Matthew Sharpe (FEST)


We all like a superfluity of grandiose verbiage. There’s no need to say “superfluity of grandiose verbiage” when I could just say “too many big words”, but I did it and I’ll do it again. So when I read that Lou Sanders’ Excuse Me, You’re Sitting On My Penis Again is “substantively light on penises, and any sitting thereon” I thought I was going to enjoy the work of Matthew Sharpe.

And for the most part I did. When he explains that Sanders tends to laugh at her own jokes, it is generous and considered of Sharpe to write that “It does add to her affable charm, but it also undermines the fluency of her storytelling”. Also I like the description of her “minxy, bashful stage persona”. And when he tells us that Phil Jerrod “segues smoothly between musings, offering amusing perspectives on murder”, the slippery alliteration is enough to send a tingle up the spine of all but the most implacable stuffed toy reviewer-reviewer, would that we had spines.

The thing with Sharpe is that reading one review gives the impression of an assured, urbane and articulate reviewer.
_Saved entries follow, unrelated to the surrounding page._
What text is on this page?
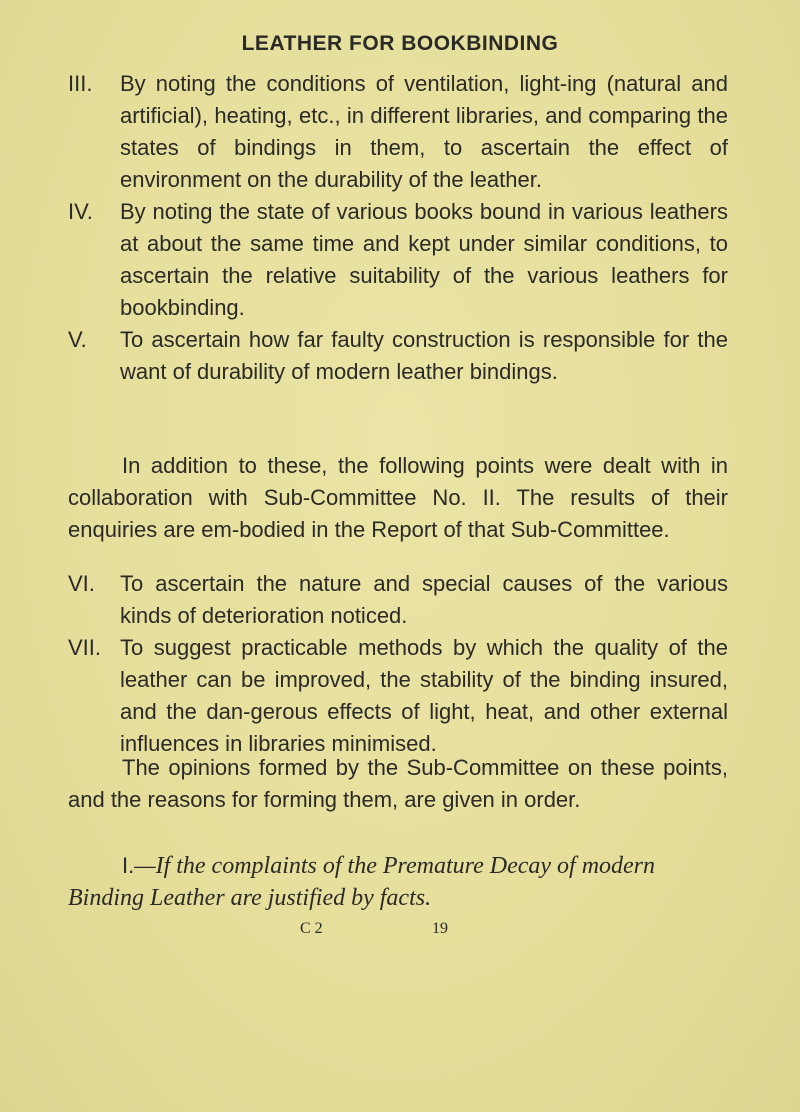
LEATHER FOR BOOKBINDING
III.	By noting the conditions of ventilation, light-ing (natural and artificial), heating, etc., in different libraries, and comparing the states of bindings in them, to ascertain the effect of environment on the durability of the leather.
IV.	By noting the state of various books bound in various leathers at about the same time and kept under similar conditions, to ascertain the relative suitability of the various leathers for bookbinding.
V.	To ascertain how far faulty construction is responsible for the want of durability of modern leather bindings.
In addition to these, the following points were dealt with in collaboration with Sub-Committee No. II. The results of their enquiries are em-bodied in the Report of that Sub-Committee.
VI.	To ascertain the nature and special causes of the various kinds of deterioration noticed.
VII. To suggest practicable methods by which the quality of the leather can be improved, the stability of the binding insured, and the dan-gerous effects of light, heat, and other external influences in libraries minimised.
The opinions formed by the Sub-Committee on these points, and the reasons for forming them, are given in order.
I.—If the complaints of the Premature Decay of modern Binding Leather are justified by facts.
C 2	19
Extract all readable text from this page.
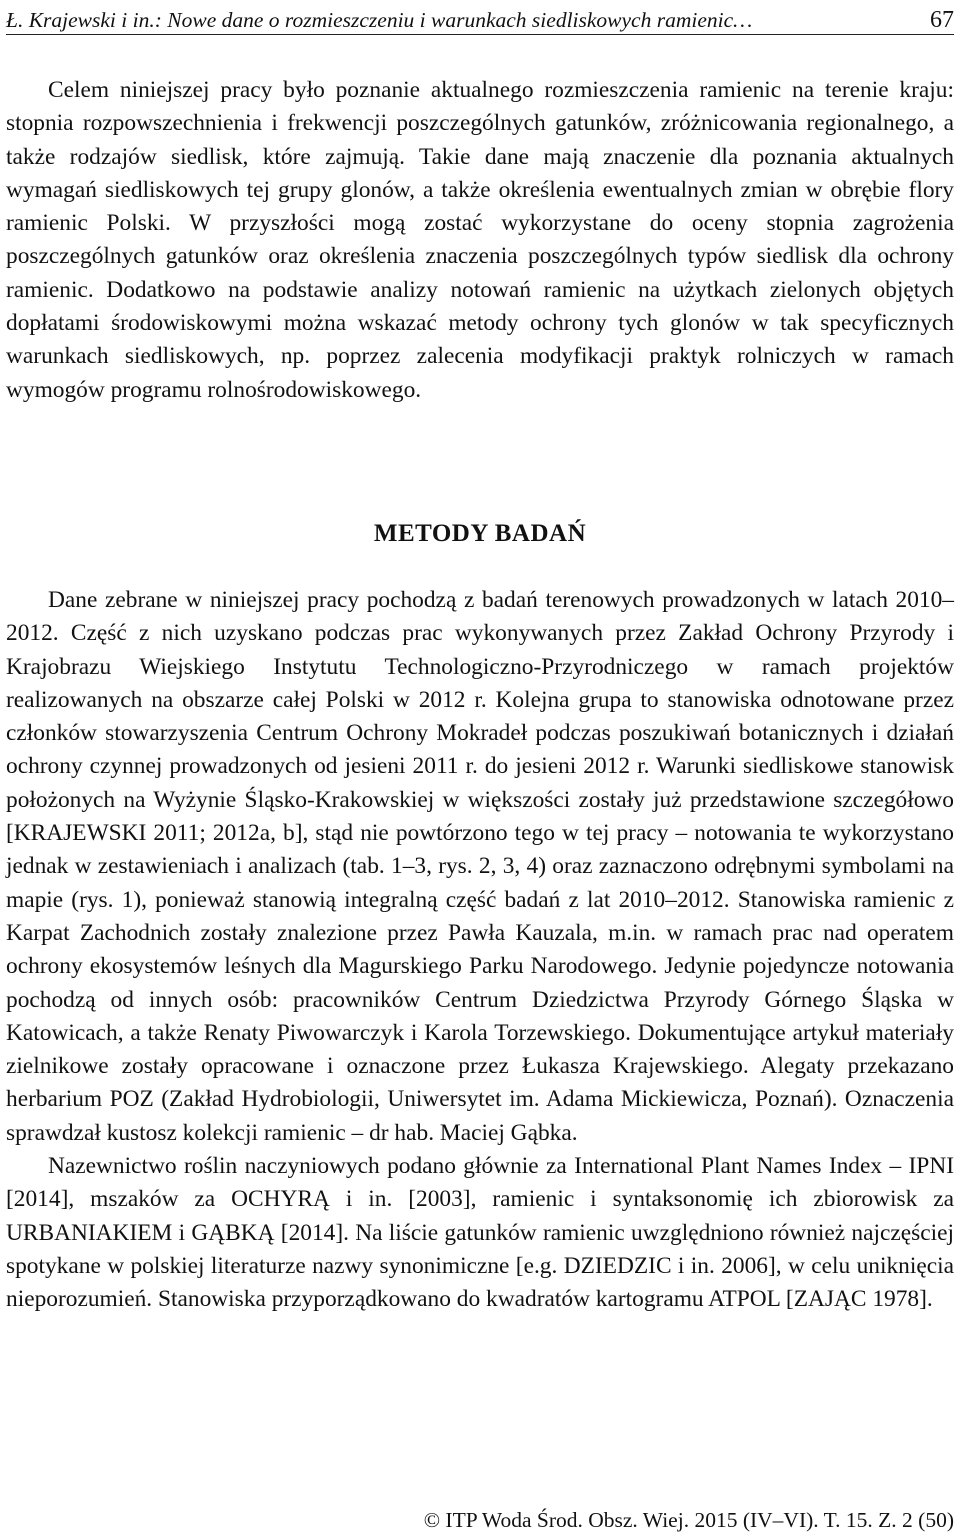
Ł. Krajewski i in.: Nowe dane o rozmieszczeniu i warunkach siedliskowych ramienic…	67

Celem niniejszej pracy było poznanie aktualnego rozmieszczenia ramienic na terenie kraju: stopnia rozpowszechnienia i frekwencji poszczególnych gatunków, zróżnicowania regionalnego, a także rodzajów siedlisk, które zajmują. Takie dane mają znaczenie dla poznania aktualnych wymagań siedliskowych tej grupy glonów, a także określenia ewentualnych zmian w obrębie flory ramienic Polski. W przyszłości mogą zostać wykorzystane do oceny stopnia zagrożenia poszczególnych gatunków oraz określenia znaczenia poszczególnych typów siedlisk dla ochrony ramienic. Dodatkowo na podstawie analizy notowań ramienic na użytkach zielonych objętych dopłatami środowiskowymi można wskazać metody ochrony tych glonów w tak specyficznych warunkach siedliskowych, np. poprzez zalecenia modyfikacji praktyk rolniczych w ramach wymogów programu rolnośrodowiskowego.

METODY BADAŃ

Dane zebrane w niniejszej pracy pochodzą z badań terenowych prowadzonych w latach 2010–2012. Część z nich uzyskano podczas prac wykonywanych przez Zakład Ochrony Przyrody i Krajobrazu Wiejskiego Instytutu Technologiczno-Przyrodniczego w ramach projektów realizowanych na obszarze całej Polski w 2012 r. Kolejna grupa to stanowiska odnotowane przez członków stowarzyszenia Centrum Ochrony Mokradeł podczas poszukiwań botanicznych i działań ochrony czynnej prowadzonych od jesieni 2011 r. do jesieni 2012 r. Warunki siedliskowe stanowisk położonych na Wyżynie Śląsko-Krakowskiej w większości zostały już przedstawione szczegółowo [KRAJEWSKI 2011; 2012a, b], stąd nie powtórzono tego w tej pracy – notowania te wykorzystano jednak w zestawieniach i analizach (tab. 1–3, rys. 2, 3, 4) oraz zaznaczono odrębnymi symbolami na mapie (rys. 1), ponieważ stanowią integralną część badań z lat 2010–2012. Stanowiska ramienic z Karpat Zachodnich zostały znalezione przez Pawła Kauzala, m.in. w ramach prac nad operatem ochrony ekosystemów leśnych dla Magurskiego Parku Narodowego. Jedynie pojedyncze notowania pochodzą od innych osób: pracowników Centrum Dziedzictwa Przyrody Górnego Śląska w Katowicach, a także Renaty Piwowarczyk i Karola Torzewskiego. Dokumentujące artykuł materiały zielnikowe zostały opracowane i oznaczone przez Łukasza Krajewskiego. Alegaty przekazano herbarium POZ (Zakład Hydrobiologii, Uniwersytet im. Adama Mickiewicza, Poznań). Oznaczenia sprawdzał kustosz kolekcji ramienic – dr hab. Maciej Gąbka.

Nazewnictwo roślin naczyniowych podano głównie za International Plant Names Index – IPNI [2014], mszaków za OCHYRĄ i in. [2003], ramienic i syntaksonomię ich zbiorowisk za URBANIAKIEM i GĄBKĄ [2014]. Na liście gatunków ramienic uwzględniono również najczęściej spotykane w polskiej literaturze nazwy synonimiczne [e.g. DZIEDZIC i in. 2006], w celu uniknięcia nieporozumień. Stanowiska przyporządkowano do kwadratów kartogramu ATPOL [ZAJĄC 1978].

© ITP Woda Środ. Obsz. Wiej. 2015 (IV–VI). T. 15. Z. 2 (50)
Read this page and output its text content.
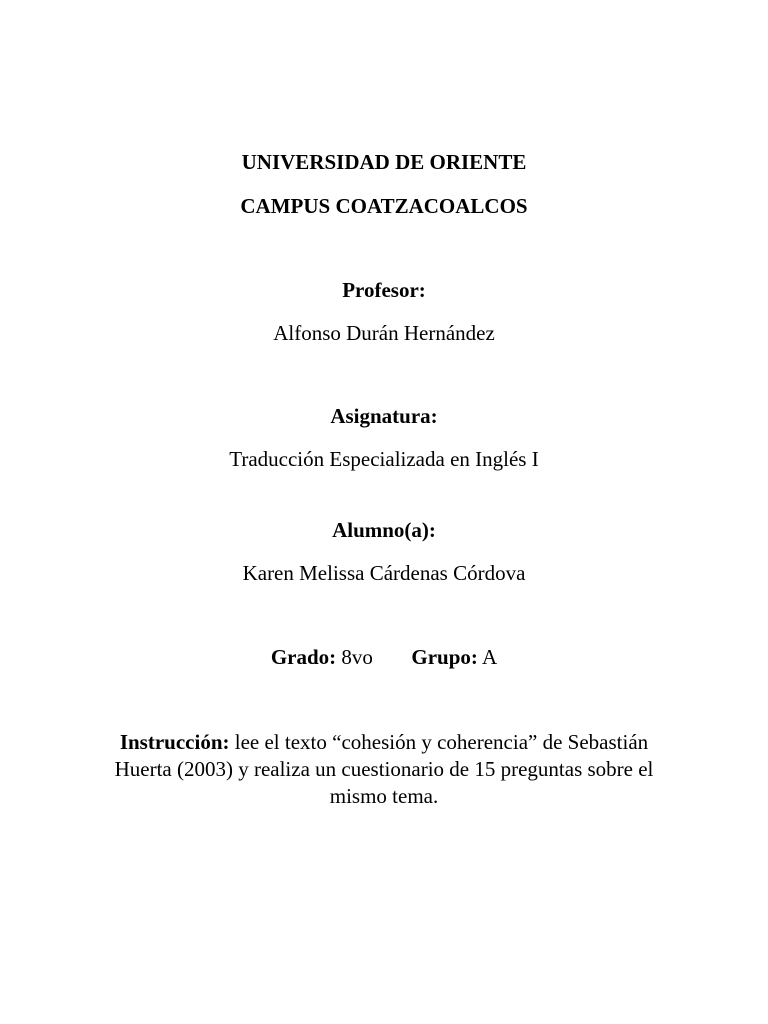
UNIVERSIDAD DE ORIENTE
CAMPUS COATZACOALCOS
Profesor:
Alfonso Durán Hernández
Asignatura:
Traducción Especializada en Inglés I
Alumno(a):
Karen Melissa Cárdenas Córdova
Grado: 8vo Grupo: A
Instrucción: lee el texto “cohesión y coherencia” de Sebastián Huerta (2003) y realiza un cuestionario de 15 preguntas sobre el mismo tema.
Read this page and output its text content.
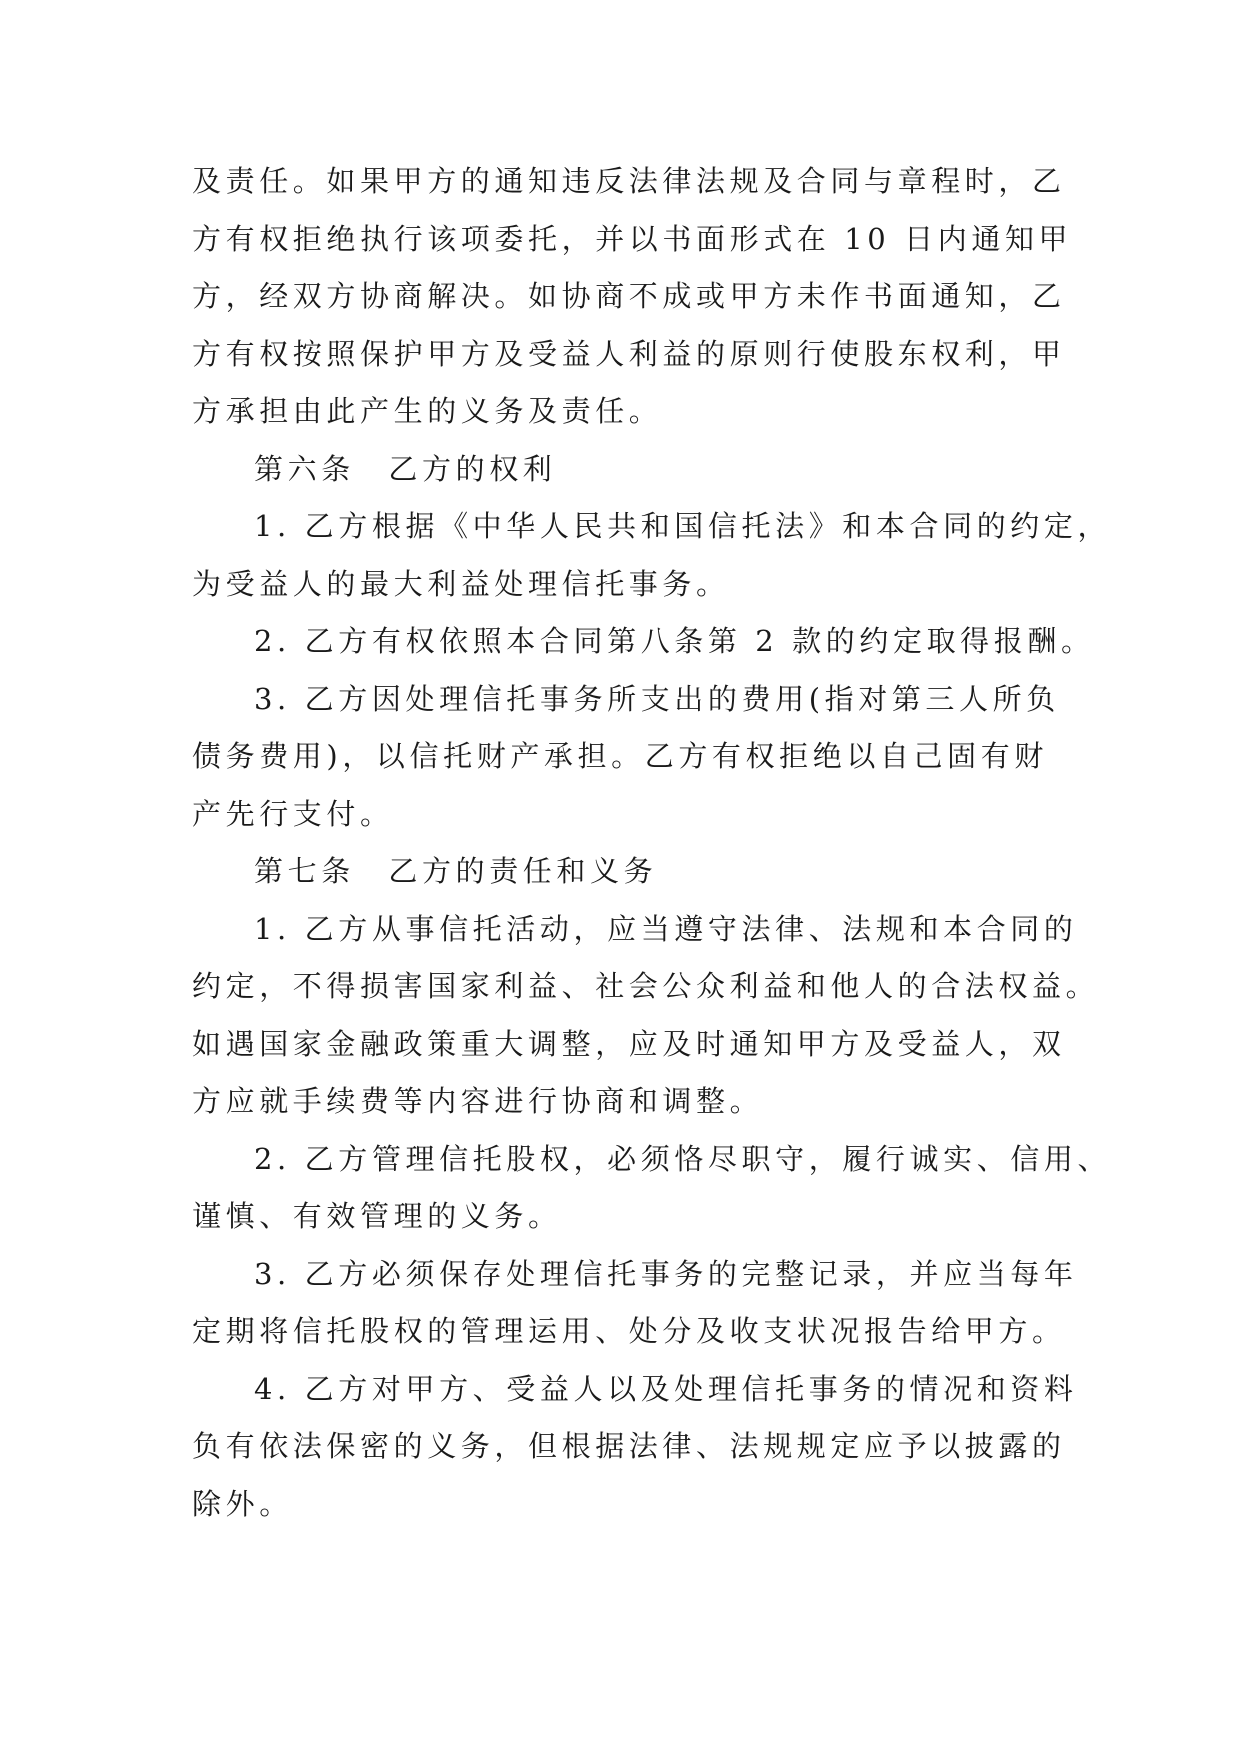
及责任。如果甲方的通知违反法律法规及合同与章程时，乙
方有权拒绝执行该项委托，并以书面形式在 10 日内通知甲
方，经双方协商解决。如协商不成或甲方未作书面通知，乙
方有权按照保护甲方及受益人利益的原则行使股东权利，甲
方承担由此产生的义务及责任。
第六条　乙方的权利
1. 乙方根据《中华人民共和国信托法》和本合同的约定，
为受益人的最大利益处理信托事务。
2. 乙方有权依照本合同第八条第 2 款的约定取得报酬。
3. 乙方因处理信托事务所支出的费用(指对第三人所负
债务费用)，以信托财产承担。乙方有权拒绝以自己固有财
产先行支付。
第七条　乙方的责任和义务
1. 乙方从事信托活动，应当遵守法律、法规和本合同的
约定，不得损害国家利益、社会公众利益和他人的合法权益。
如遇国家金融政策重大调整，应及时通知甲方及受益人，双
方应就手续费等内容进行协商和调整。
2. 乙方管理信托股权，必须恪尽职守，履行诚实、信用、
谨慎、有效管理的义务。
3. 乙方必须保存处理信托事务的完整记录，并应当每年
定期将信托股权的管理运用、处分及收支状况报告给甲方。
4. 乙方对甲方、受益人以及处理信托事务的情况和资料
负有依法保密的义务，但根据法律、法规规定应予以披露的
除外。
But when you read all of them you realise that most of the time he’s just showing off. This is fine so long as we can all understand him, but sometimes it’s just trowelled on a bit thick: Jerrod’s show is “ultimately lacking the chuckle-rate that transcends the saturated market of technophobic satire”. Nish Kumar “relishes the chance to deconstruct his hypothetical opponent’s rebuttal”. Beard “earnestly elevate bare sketches to the point where you get the sense that they’re reluctantly performing someone else’s material”. Big words are necessary sometimes for big concepts. But Sharpe is trying to describe straightforward ideas here and bashing everything but the nail on the head.

There are potted (and unintelligible) breakdowns of comedy genres as if Sharpe is establishing from the beginning of each review his absolute mastery of each concept. “Anecdotal comedy has a tendency to bring the exaggerated set-piece moments to the fore and leave the unshowy minutiae by the wayside,” he asserts for Diane Spencer. “Surreal humour, at its best, can dance the line between logic and farce, keeping audiences guessing as it subverts causal reasoning,” he tells us before picking bits out of Beard. During Eric Meat Has No Proof, Only Memories of Pasta he takes the opportunity to tell us what absurdist humour is, too.

The tipping point for me was in saying that Jenny Bede’s material is “never original enough to derive genuine regalement”. Regalement has not been used, as either a proper or improper noun, for about 300 years, and it does nothing here but sit like a stinking Georgian aristocrat in a rotten borough. Then he tells us that Ali Brice’s audience is “more participatory than spectatory”. Spectatory is not a word and never will be, unless it’s used to describe the sort of person who reads the Spectator.

If Matthew Sharpe has any sense he’ll stop being quite so clever.